Altrincham bar owner pays high price for playing music without a licence

Nick's Lounge Bar

Nick's Lounge Bar

First published in News
Last updated

AN Altrincham bar owner has been ordered to pay a fine for playing music at his premises without a licence even though he now has one.

Since the proprietor of Nick’s Lounge at 46 Railway Street, Altrincham, was caught playing the music when he didn’t not have a licence from music royalties collectors, Phonographic Performance Ltd (PPL), he has brought his licences up to date.

Despite this though, he has been ordered by the High Court to pay legal costs of £1,647 run up by PPL in pursuing him after one of their inspectors visited the premises and heard copyrighted music being played when no licence was in force.

Had Paul McNeela not paid the licence by the time the case reached court he would have been banned from playing further music there, or at any other premises he ran, until the licences were brought up to date.

Mr Justice Norris was told that legal action was launched against McNeela after a PPL inspector visited the premises on 2 February and heard music being played when no licence was in force. The inspector heard tracks including “Under Control”, “Timber” and “Show Me”.

Nazneen Nawaz, spokesperson for PPL, said: “PPL is the music licensing company which, on behalf of thousands of record company and performer members, licenses recorded music for broadcast, online and public performance use.

“Our 90,000 members include major record labels and independents as well as globally successful performers and session musicians, ranging from orchestral players to percussionists and singers.

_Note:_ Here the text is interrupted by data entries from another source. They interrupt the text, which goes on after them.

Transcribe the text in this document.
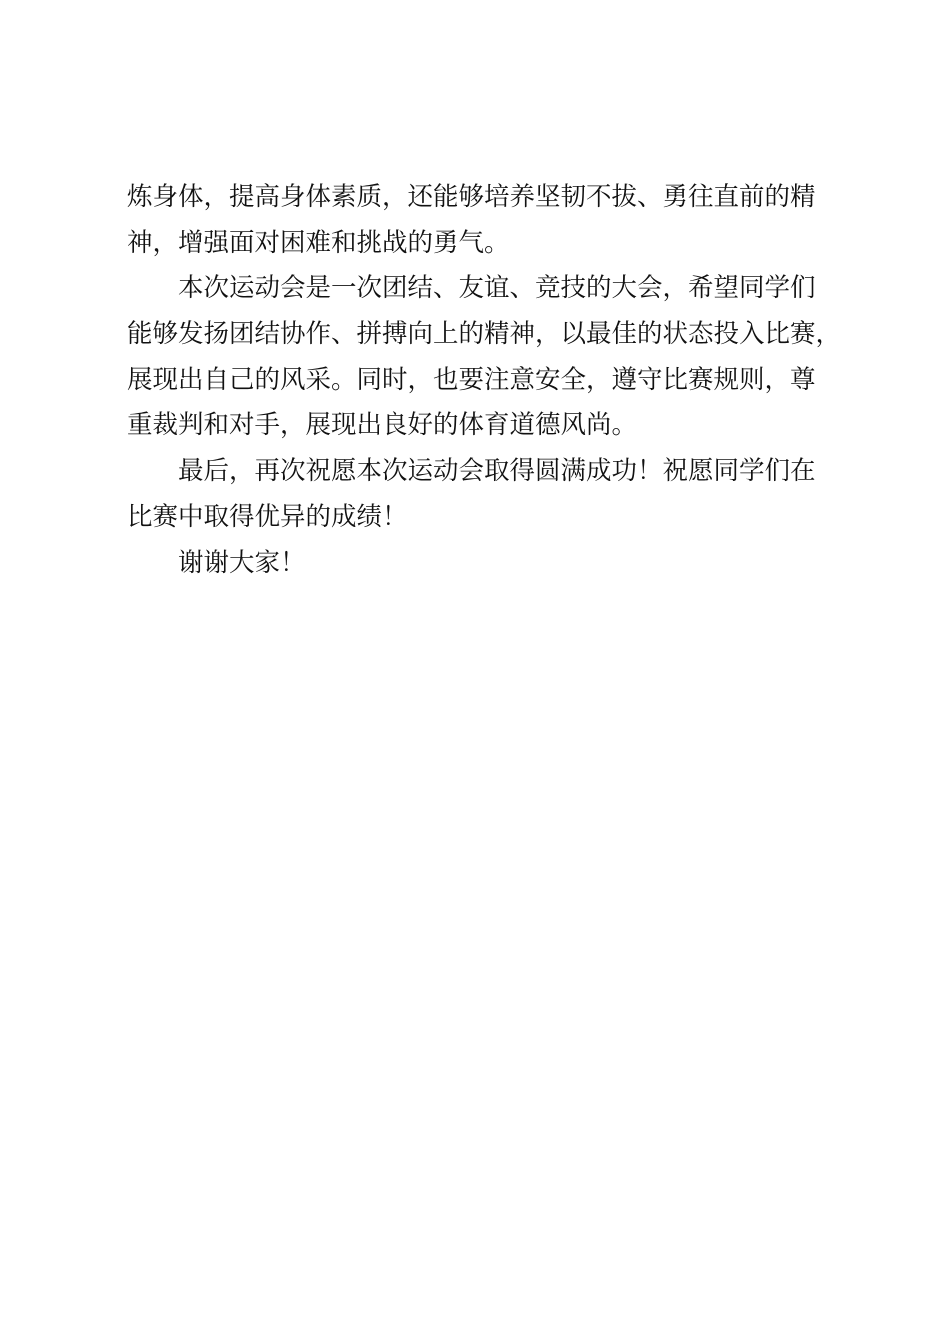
炼身体，提高身体素质，还能够培养坚韧不拔、勇往直前的精
神，增强面对困难和挑战的勇气。
本次运动会是一次团结、友谊、竞技的大会，希望同学们
能够发扬团结协作、拼搏向上的精神，以最佳的状态投入比赛，
展现出自己的风采。同时，也要注意安全，遵守比赛规则，尊
重裁判和对手，展现出良好的体育道德风尚。
最后，再次祝愿本次运动会取得圆满成功！祝愿同学们在
比赛中取得优异的成绩！
谢谢大家！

The majority are small businesses, all of whom are legally entitled to be fairly paid for the use of their recordings and performances.

“PPL issues licences to hundreds of thousands of businesses and organisations across the UK when they play recorded music to their staff or customers and therefore require a licence by law.

“Licensees include bars, nightclubs, shops, hotels, offices, factories, gyms, schools, universities and public sector organisations up and down the country. After the deduction of PPL’s running costs, all licence fee income is distributed to members. PPL does not retain a profit for its services.”